Example: Generating Excel files takes longer than allowed by API Gateway’s 29s limit. That means the request to create the file gets placed in a queue and handled by a separate Lambda that’s not bound by the 29s limit. Or, an update to an entity in one part of the system needs to trigger a report update in another part of the system. In that case, the information is placed in a message stream and handled by a special report updater Lambda.
Code Separation by Convention (Project Folder Structure)
When: From the start
What: Organize a project into folders that align with the boundaries you want to see in the application
Why: Organizing based on desired boundaries can help make it clear when those boundaries are ignored or broken.
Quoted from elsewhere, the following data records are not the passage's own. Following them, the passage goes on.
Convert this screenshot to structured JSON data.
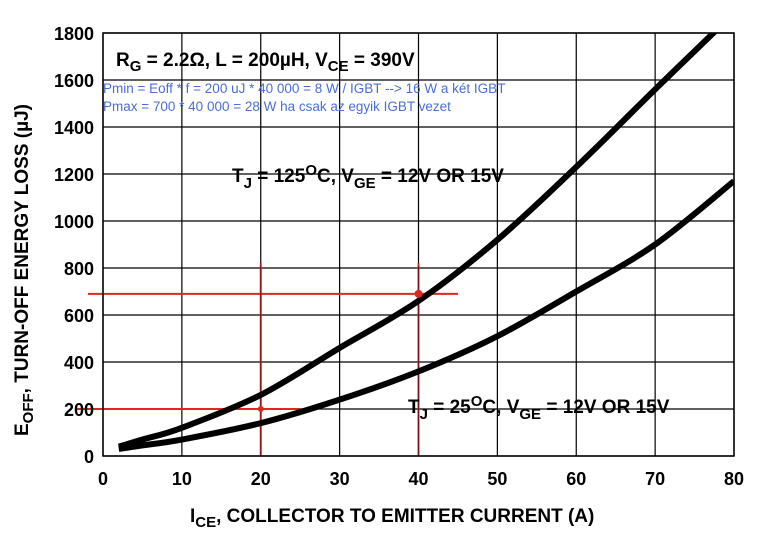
{
  "chart_data": {
    "type": "line",
    "xlabel": {
      "main": "I",
      "sub": "CE",
      "rest": ", COLLECTOR TO EMITTER CURRENT (A)"
    },
    "ylabel": {
      "main": "E",
      "sub": "OFF",
      "rest": ", TURN-OFF ENERGY LOSS (µJ)"
    },
    "xlim": [
      0,
      80
    ],
    "ylim": [
      0,
      1800
    ],
    "xticks": [
      "0",
      "10",
      "20",
      "30",
      "40",
      "50",
      "60",
      "70",
      "80"
    ],
    "yticks": [
      "0",
      "200",
      "400",
      "600",
      "800",
      "1000",
      "1200",
      "1400",
      "1600",
      "1800"
    ],
    "grid": true,
    "conditions": {
      "r": "R",
      "r_sub": "G",
      "r_val": " = 2.2Ω, L = 200µH, V",
      "v_sub": "CE",
      "v_val": " = 390V"
    },
    "notes": [
      "Pmin = Eoff * f = 200 uJ * 40 000 = 8 W / IGBT --> 16 W a két IGBT",
      "Pmax = 700 * 40 000 = 28 W ha csak az egyik IGBT vezet"
    ],
    "series": [
      {
        "label_t": "T",
        "label_t_sub": "J",
        "label_temp": " = 125",
        "label_deg": "O",
        "label_c": "C, V",
        "label_v_sub": "GE",
        "label_v": " = 12V OR 15V",
        "x": [
          2,
          5,
          10,
          20,
          30,
          40,
          50,
          60,
          70,
          78
        ],
        "y": [
          40,
          70,
          120,
          260,
          460,
          660,
          920,
          1230,
          1560,
          1820
        ]
      },
      {
        "label_t": "T",
        "label_t_sub": "J",
        "label_temp": " = 25",
        "label_deg": "O",
        "label_c": "C, V",
        "label_v_sub": "GE",
        "label_v": " = 12V OR 15V",
        "x": [
          2,
          5,
          10,
          20,
          30,
          40,
          50,
          60,
          70,
          80
        ],
        "y": [
          30,
          45,
          70,
          140,
          240,
          360,
          510,
          700,
          900,
          1170
        ]
      }
    ],
    "annotations": {
      "color": "#e0261e",
      "points": [
        {
          "x": 20,
          "y": 200
        },
        {
          "x": 40,
          "y": 690
        }
      ]
    }
  }
}
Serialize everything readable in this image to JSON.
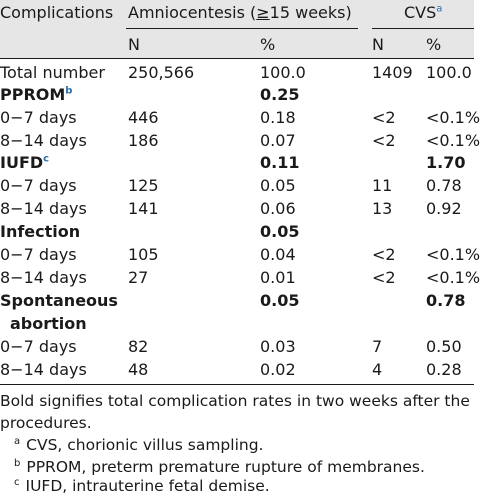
{
  "header": {
    "complications": "Complications",
    "amnio_group": "Amniocentesis (",
    "amnio_ge": "≥",
    "amnio_weeks": "15 weeks)",
    "cvs_group": "CVS",
    "cvs_sup": "a",
    "n1": "N",
    "pct1": "%",
    "n2": "N",
    "pct2": "%"
  },
  "rows": [
    {
      "label": "Total number",
      "bold": false,
      "n1": "250,566",
      "p1": "100.0",
      "n2": "1409",
      "p2": "100.0"
    },
    {
      "label": "PPROM",
      "sup": "b",
      "bold": true,
      "n1": "",
      "p1": "0.25",
      "n2": "",
      "p2": ""
    },
    {
      "label": "0−7 days",
      "bold": false,
      "n1": "446",
      "p1": "0.18",
      "n2": "<2",
      "p2": "<0.1%"
    },
    {
      "label": "8−14 days",
      "bold": false,
      "n1": "186",
      "p1": "0.07",
      "n2": "<2",
      "p2": "<0.1%"
    },
    {
      "label": "IUFD",
      "sup": "c",
      "bold": true,
      "n1": "",
      "p1": "0.11",
      "n2": "",
      "p2": "1.70"
    },
    {
      "label": "0−7 days",
      "bold": false,
      "n1": "125",
      "p1": "0.05",
      "n2": "11",
      "p2": "0.78"
    },
    {
      "label": "8−14 days",
      "bold": false,
      "n1": "141",
      "p1": "0.06",
      "n2": "13",
      "p2": "0.92"
    },
    {
      "label": "Infection",
      "bold": true,
      "n1": "",
      "p1": "0.05",
      "n2": "",
      "p2": ""
    },
    {
      "label": "0−7 days",
      "bold": false,
      "n1": "105",
      "p1": "0.04",
      "n2": "<2",
      "p2": "<0.1%"
    },
    {
      "label": "8−14 days",
      "bold": false,
      "n1": "27",
      "p1": "0.01",
      "n2": "<2",
      "p2": "<0.1%"
    },
    {
      "label": "Spontaneous",
      "label2": "abortion",
      "bold": true,
      "n1": "",
      "p1": "0.05",
      "n2": "",
      "p2": "0.78"
    },
    {
      "label": "0−7 days",
      "bold": false,
      "n1": "82",
      "p1": "0.03",
      "n2": "7",
      "p2": "0.50"
    },
    {
      "label": "8−14 days",
      "bold": false,
      "n1": "48",
      "p1": "0.02",
      "n2": "4",
      "p2": "0.28"
    }
  ],
  "notes": {
    "main1": "Bold signifies total complication rates in two weeks after the",
    "main2": "procedures.",
    "fn_a_mark": "a",
    "fn_a": "CVS, chorionic villus sampling.",
    "fn_b_mark": "b",
    "fn_b": "PPROM, preterm premature rupture of membranes.",
    "fn_c_mark": "c",
    "fn_c": "IUFD, intrauterine fetal demise."
  }
}
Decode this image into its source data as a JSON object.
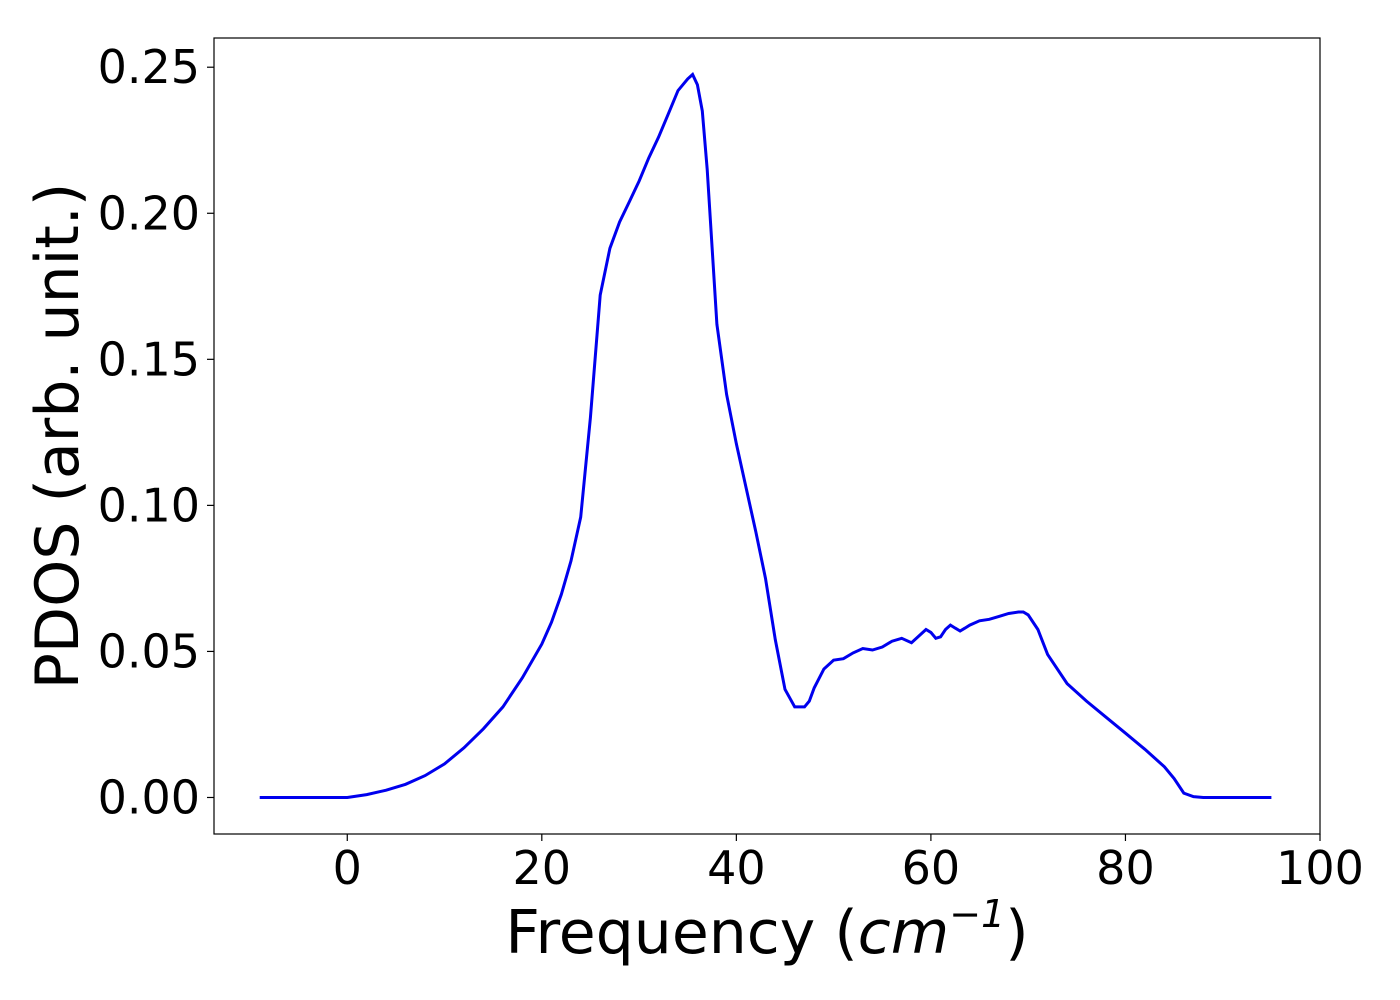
{
  "chart_data": {
    "type": "line",
    "title": "",
    "xlabel": "Frequency",
    "xlabel_unit_base": "cm",
    "xlabel_unit_exponent": "−1",
    "ylabel": "PDOS (arb. unit.)",
    "xlim": [
      -13.7,
      100
    ],
    "ylim": [
      -0.0125,
      0.26
    ],
    "xticks": [
      0,
      20,
      40,
      60,
      80,
      100
    ],
    "xtick_labels": [
      "0",
      "20",
      "40",
      "60",
      "80",
      "100"
    ],
    "yticks": [
      0.0,
      0.05,
      0.1,
      0.15,
      0.2,
      0.25
    ],
    "ytick_labels": [
      "0.00",
      "0.05",
      "0.10",
      "0.15",
      "0.20",
      "0.25"
    ],
    "grid": false,
    "legend": "none",
    "colors": {
      "line": "#0000ee",
      "axes": "#000000"
    },
    "series": [
      {
        "x": [
          -9,
          -4,
          0,
          2,
          4,
          6,
          8,
          10,
          12,
          14,
          16,
          18,
          20,
          21,
          22,
          23,
          24,
          25,
          26,
          27,
          28,
          29,
          30,
          31,
          32,
          33,
          34,
          35,
          35.5,
          36,
          36.5,
          37,
          38,
          39,
          40,
          41,
          42,
          43,
          44,
          45,
          45.5,
          46,
          47,
          47.5,
          48,
          49,
          50,
          51,
          52,
          53,
          54,
          55,
          56,
          57,
          58,
          59,
          59.5,
          60,
          60.5,
          61,
          61.5,
          62,
          62.5,
          63,
          63.5,
          64,
          65,
          66,
          67,
          68,
          69,
          69.5,
          70,
          71,
          72,
          74,
          76,
          78,
          80,
          82,
          84,
          85,
          86,
          87,
          88,
          95
        ],
        "y": [
          0,
          0,
          0,
          0.001,
          0.0025,
          0.0045,
          0.0075,
          0.0115,
          0.017,
          0.0235,
          0.031,
          0.041,
          0.0525,
          0.06,
          0.0695,
          0.081,
          0.096,
          0.13,
          0.172,
          0.188,
          0.197,
          0.204,
          0.211,
          0.219,
          0.226,
          0.234,
          0.242,
          0.246,
          0.2475,
          0.244,
          0.235,
          0.215,
          0.162,
          0.138,
          0.121,
          0.106,
          0.091,
          0.075,
          0.054,
          0.037,
          0.034,
          0.031,
          0.031,
          0.033,
          0.0375,
          0.044,
          0.047,
          0.0475,
          0.0495,
          0.051,
          0.0505,
          0.0515,
          0.0535,
          0.0545,
          0.053,
          0.056,
          0.0575,
          0.0565,
          0.0545,
          0.055,
          0.0575,
          0.059,
          0.058,
          0.057,
          0.058,
          0.059,
          0.0605,
          0.061,
          0.062,
          0.063,
          0.0635,
          0.0635,
          0.0625,
          0.0575,
          0.049,
          0.039,
          0.033,
          0.0275,
          0.022,
          0.0165,
          0.0105,
          0.0065,
          0.0015,
          0.0003,
          0,
          0
        ]
      }
    ]
  }
}
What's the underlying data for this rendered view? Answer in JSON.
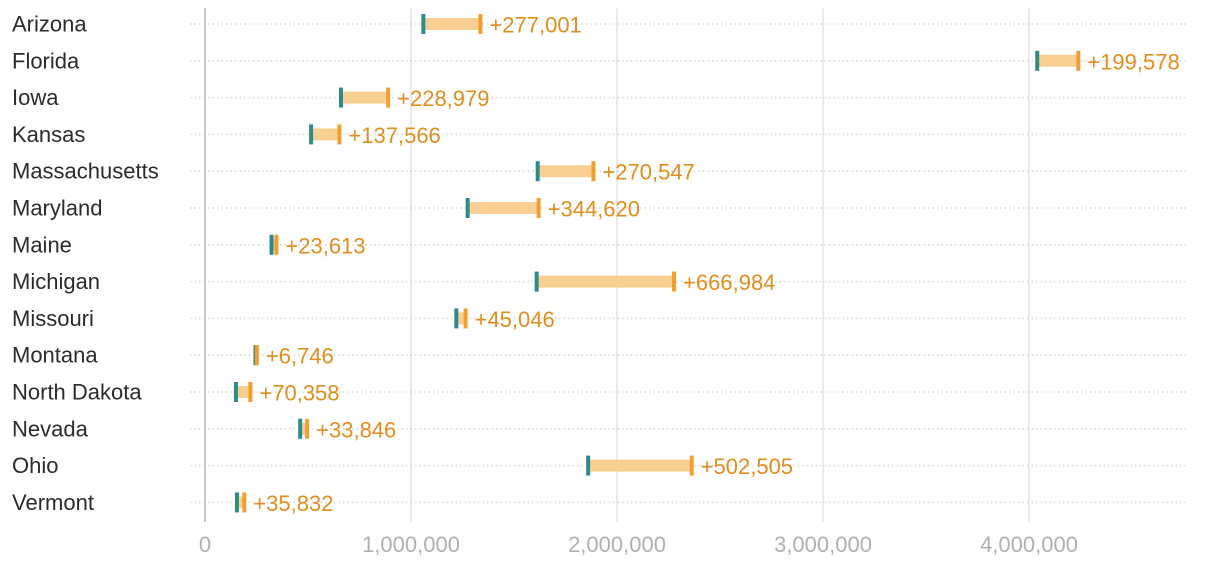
{
  "chart_data": {
    "type": "dumbbell",
    "title": "",
    "xlabel": "",
    "ylabel": "",
    "xlim": [
      0,
      4700000
    ],
    "x_ticks": [
      0,
      1000000,
      2000000,
      3000000,
      4000000
    ],
    "x_tick_labels": [
      "0",
      "1,000,000",
      "2,000,000",
      "3,000,000",
      "4,000,000"
    ],
    "grid": "vertical",
    "colors": {
      "start": "#2e8b8b",
      "end": "#f0a030",
      "bar": "#f9cf94",
      "delta_text": "#e08e1e",
      "grid": "#e3e3e3",
      "row_line": "#d5d5d5",
      "zero_line": "#c8c8c8"
    },
    "series": [
      {
        "name": "start"
      },
      {
        "name": "end"
      }
    ],
    "rows": [
      {
        "label": "Arizona",
        "start": 1060000,
        "end": 1337001,
        "delta": "+277,001"
      },
      {
        "label": "Florida",
        "start": 4040000,
        "end": 4239578,
        "delta": "+199,578"
      },
      {
        "label": "Iowa",
        "start": 660000,
        "end": 888979,
        "delta": "+228,979"
      },
      {
        "label": "Kansas",
        "start": 515000,
        "end": 652566,
        "delta": "+137,566"
      },
      {
        "label": "Massachusetts",
        "start": 1615000,
        "end": 1885547,
        "delta": "+270,547"
      },
      {
        "label": "Maryland",
        "start": 1275000,
        "end": 1619620,
        "delta": "+344,620"
      },
      {
        "label": "Maine",
        "start": 323000,
        "end": 346613,
        "delta": "+23,613"
      },
      {
        "label": "Michigan",
        "start": 1610000,
        "end": 2276984,
        "delta": "+666,984"
      },
      {
        "label": "Missouri",
        "start": 1220000,
        "end": 1265046,
        "delta": "+45,046"
      },
      {
        "label": "Montana",
        "start": 245000,
        "end": 251746,
        "delta": "+6,746"
      },
      {
        "label": "North Dakota",
        "start": 150000,
        "end": 220358,
        "delta": "+70,358"
      },
      {
        "label": "Nevada",
        "start": 462000,
        "end": 495846,
        "delta": "+33,846"
      },
      {
        "label": "Ohio",
        "start": 1860000,
        "end": 2362505,
        "delta": "+502,505"
      },
      {
        "label": "Vermont",
        "start": 155000,
        "end": 190832,
        "delta": "+35,832"
      }
    ]
  }
}
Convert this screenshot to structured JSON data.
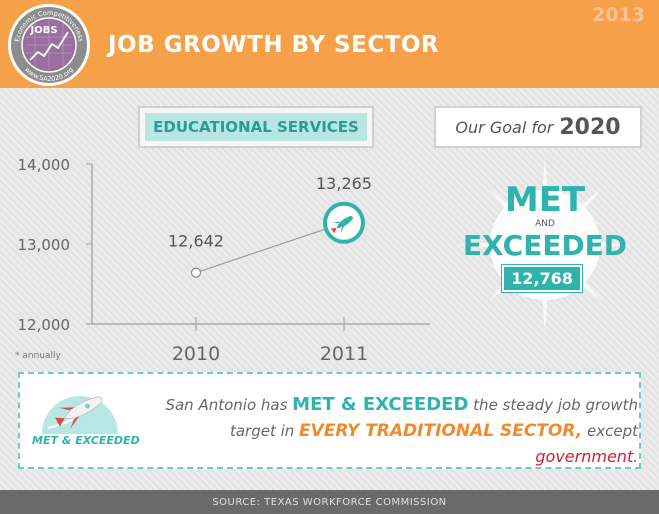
{
  "header": {
    "title": "JOB GROWTH BY SECTOR",
    "year": "2013",
    "logo": {
      "ring_top": "Economic Competitiveness",
      "ring_bottom": "www.SA2020.org",
      "center": "JOBS"
    }
  },
  "category": {
    "label": "EDUCATIONAL SERVICES"
  },
  "goal": {
    "prefix": "Our Goal for",
    "year": "2020",
    "status_line1": "MET",
    "status_and": "AND",
    "status_line2": "EXCEEDED",
    "value": "12,768"
  },
  "chart_data": {
    "type": "line",
    "categories": [
      "2010",
      "2011"
    ],
    "values": [
      12642,
      13265
    ],
    "value_labels": [
      "12,642",
      "13,265"
    ],
    "y_ticks": [
      12000,
      13000,
      14000
    ],
    "y_tick_labels": [
      "12,000",
      "13,000",
      "14,000"
    ],
    "ylim": [
      12000,
      14000
    ],
    "title": "",
    "xlabel": "",
    "ylabel": "",
    "grid": false,
    "note": "* annually",
    "colors": {
      "line": "#9a9a9a",
      "marker": "#2fb3ad",
      "axis": "#aaaaaa"
    }
  },
  "callout": {
    "badge_label": "MET & EXCEEDED",
    "text_1": "San Antonio has ",
    "text_emph_1": "MET & EXCEEDED",
    "text_2": " the steady job growth target in ",
    "text_emph_2": "EVERY TRADITIONAL SECTOR,",
    "text_3": " except ",
    "text_emph_3": "government",
    "text_4": "."
  },
  "footer": {
    "source": "SOURCE: TEXAS WORKFORCE COMMISSION"
  },
  "colors": {
    "header_orange": "#f7a04a",
    "teal": "#2fb3ad",
    "light_teal": "#b7e6e4",
    "orange_text": "#f08a2a",
    "red_text": "#cf1f3a",
    "footer_gray": "#6a6a6a"
  }
}
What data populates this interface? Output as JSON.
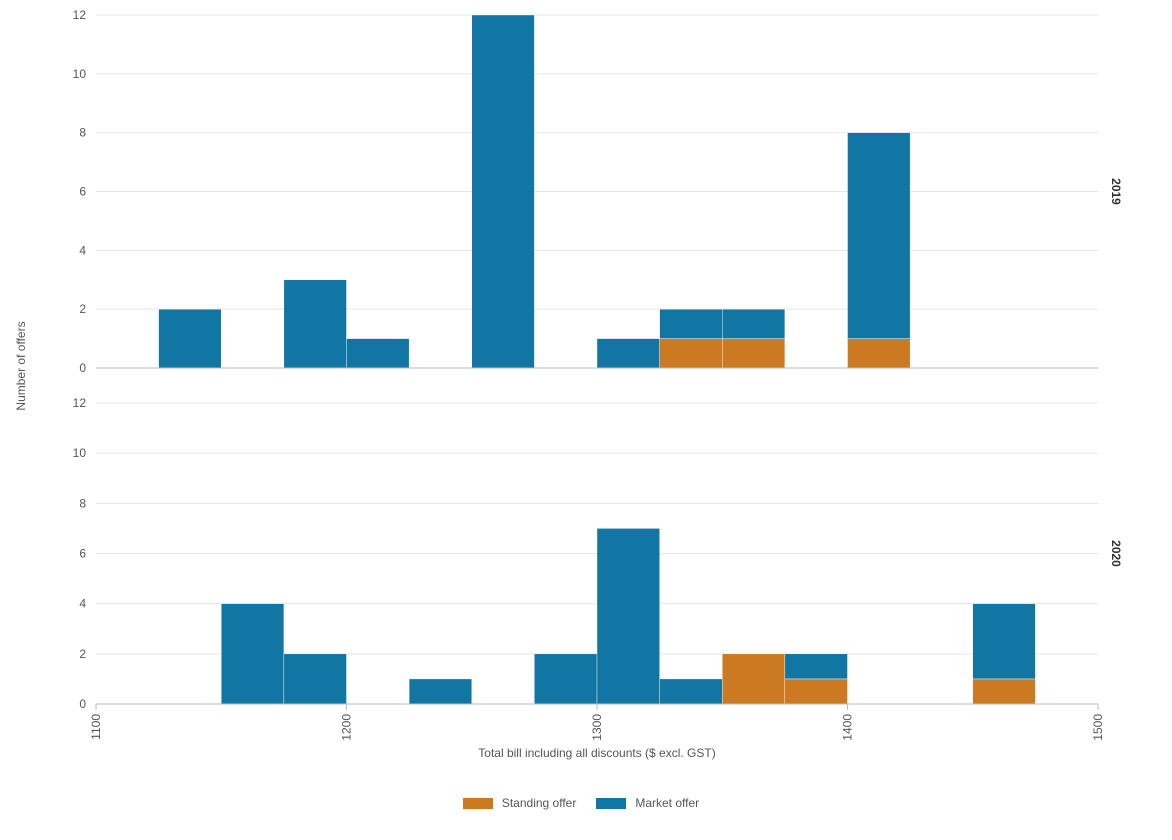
{
  "chart_data": {
    "type": "bar",
    "subtype": "stacked-histogram-faceted",
    "xlabel": "Total bill including all discounts ($ excl. GST)",
    "ylabel": "Number of offers",
    "xlim": [
      1100,
      1500
    ],
    "xticks": [
      1100,
      1200,
      1300,
      1400,
      1500
    ],
    "bin_width": 25,
    "ylim": [
      0,
      12
    ],
    "yticks": [
      0,
      2,
      4,
      6,
      8,
      10,
      12
    ],
    "grid": true,
    "legend_position": "bottom-center",
    "series": [
      {
        "name": "Standing offer",
        "color": "#cc7a22"
      },
      {
        "name": "Market offer",
        "color": "#1176a3"
      }
    ],
    "facets": [
      {
        "label": "2019",
        "bins": [
          {
            "x0": 1125,
            "x1": 1150,
            "standing": 0,
            "market": 2
          },
          {
            "x0": 1175,
            "x1": 1200,
            "standing": 0,
            "market": 3
          },
          {
            "x0": 1200,
            "x1": 1225,
            "standing": 0,
            "market": 1
          },
          {
            "x0": 1250,
            "x1": 1275,
            "standing": 0,
            "market": 12
          },
          {
            "x0": 1300,
            "x1": 1325,
            "standing": 0,
            "market": 1
          },
          {
            "x0": 1325,
            "x1": 1350,
            "standing": 1,
            "market": 1
          },
          {
            "x0": 1350,
            "x1": 1375,
            "standing": 1,
            "market": 1
          },
          {
            "x0": 1400,
            "x1": 1425,
            "standing": 1,
            "market": 7
          }
        ]
      },
      {
        "label": "2020",
        "bins": [
          {
            "x0": 1150,
            "x1": 1175,
            "standing": 0,
            "market": 4
          },
          {
            "x0": 1175,
            "x1": 1200,
            "standing": 0,
            "market": 2
          },
          {
            "x0": 1225,
            "x1": 1250,
            "standing": 0,
            "market": 1
          },
          {
            "x0": 1275,
            "x1": 1300,
            "standing": 0,
            "market": 2
          },
          {
            "x0": 1300,
            "x1": 1325,
            "standing": 0,
            "market": 7
          },
          {
            "x0": 1325,
            "x1": 1350,
            "standing": 0,
            "market": 1
          },
          {
            "x0": 1350,
            "x1": 1375,
            "standing": 2,
            "market": 0
          },
          {
            "x0": 1375,
            "x1": 1400,
            "standing": 1,
            "market": 1
          },
          {
            "x0": 1450,
            "x1": 1475,
            "standing": 1,
            "market": 3
          }
        ]
      }
    ]
  }
}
Automated tools may be able to help enforce those boundaries, depending on language and tools. For instance, Lint tools for TypeScript can enforce import restrictions.
Example: Rather than creating directories based on the horizontal slices of an application’s architecture (e.g., records, domain, logic), create directories based on vertical slices of functionality (e.g., pages/report, graphql-api/report, core/product, etc.).
Code Separation Into Modules Using Lerna
When: From the start
What: Like separation above, but a more formal and well-tooled way to separate and independently version and publish modules that live together in a single Git repository. I haven’t used Lerna yet, but it’s high on the list for my next project.
Why: Create a more formal separation between code modules in a monorepo, without sacrificing most of the convenience of the monorepo.
Example: See the Lerna documentation
Preparing for Growth
In the course of a project, you will run into situations where having boundaries in the right places will make your life much easier. Building a foundation with sensible boundaries and tools for creating new boundaries when the need arises is a good start.
Creating the right boundaries is a constant exercise in balance. As future growth becomes clearer, you’ll have more information to help you decide on potential boundaries and separations. Create low-effort, low-impact boundaries (e.g., in-process event pub-sub system) more aggressively. On the other hand, think carefully about where it makes sense to invest in higher-cost, higher-impact separations (e.g., using a Kinesis stream or SQS queue to separate processes at the infrastructure level) and take those on selectively.